Biomea Fusion (BMEA) Q1 2026 earnings summary

Executive summary

• Focused on developing novel small molecule therapies for diabetes and obesity, with lead candidate icovamenib in Phase II trials for type 2 diabetes and recently completed Phase II trial for type 1 diabetes.

• Chronic toxicology studies for icovamenib completed, supporting chronic clinical dosing beyond 12 weeks in diabetes trials.

• Topline 52-week data from Phase II COVALENT-112 trial in type 1 diabetes showed sustained C-peptide preservation and favorable safety profile.

• BMF-650, a next-generation oral GLP-1 receptor agonist, is in Phase I for obesity, with data expected in Q2 2026.

• No products approved or revenue generated to date; company remains in clinical-stage development.

Financial highlights

• Net loss for Q1 2026 was $12.4 million, a significant improvement from $29.3 million in Q1 2025.

• Research and development expenses decreased to $9.1 million from $22.9 million year-over-year, mainly due to lower clinical and preclinical activity and reduced headcount.

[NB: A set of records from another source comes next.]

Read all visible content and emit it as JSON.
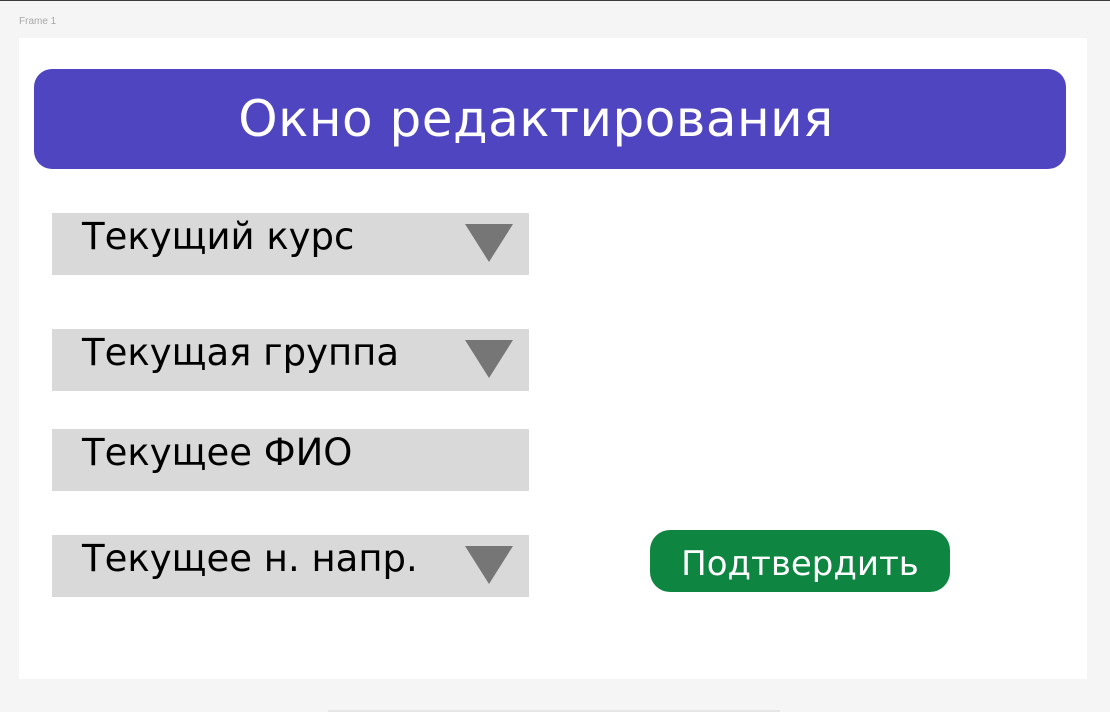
{
  "frame": {
    "label": "Frame 1"
  },
  "header": {
    "title": "Окно редактирования",
    "color": "#4f45c0"
  },
  "form": {
    "course": {
      "label": "Текущий курс",
      "icon": "triangle-down-icon"
    },
    "group": {
      "label": "Текущая группа",
      "icon": "triangle-down-icon"
    },
    "name": {
      "label": "Текущее ФИО"
    },
    "direction": {
      "label": "Текущее н. напр.",
      "icon": "triangle-down-icon"
    },
    "field_color": "#d9d9d9",
    "arrow_color": "#767676"
  },
  "actions": {
    "confirm_label": "Подтвердить",
    "confirm_color": "#0e8541"
  }
}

• General and administrative expenses fell to $3.7 million from $6.8 million year-over-year, reflecting reduced headcount and corporate expenses.

• Cash, cash equivalents, and restricted cash totaled $45.1 million as of March 31, 2026.

• Accumulated deficit reached $461.5 million as of March 31, 2026.

Outlook and guidance

• Current cash resources are expected to fund operations into Q1 2027; additional capital will be required to continue as a going concern.

• Topline data from ongoing T2D Phase II trials expected in Q4 2026.

• Initial obesity trial data anticipated in Q2 2026.

• Plans to seek additional funding through equity, debt, or partnerships.

• Planned Phase II trial in recently diagnosed T1D patients to start in the second half of 2026.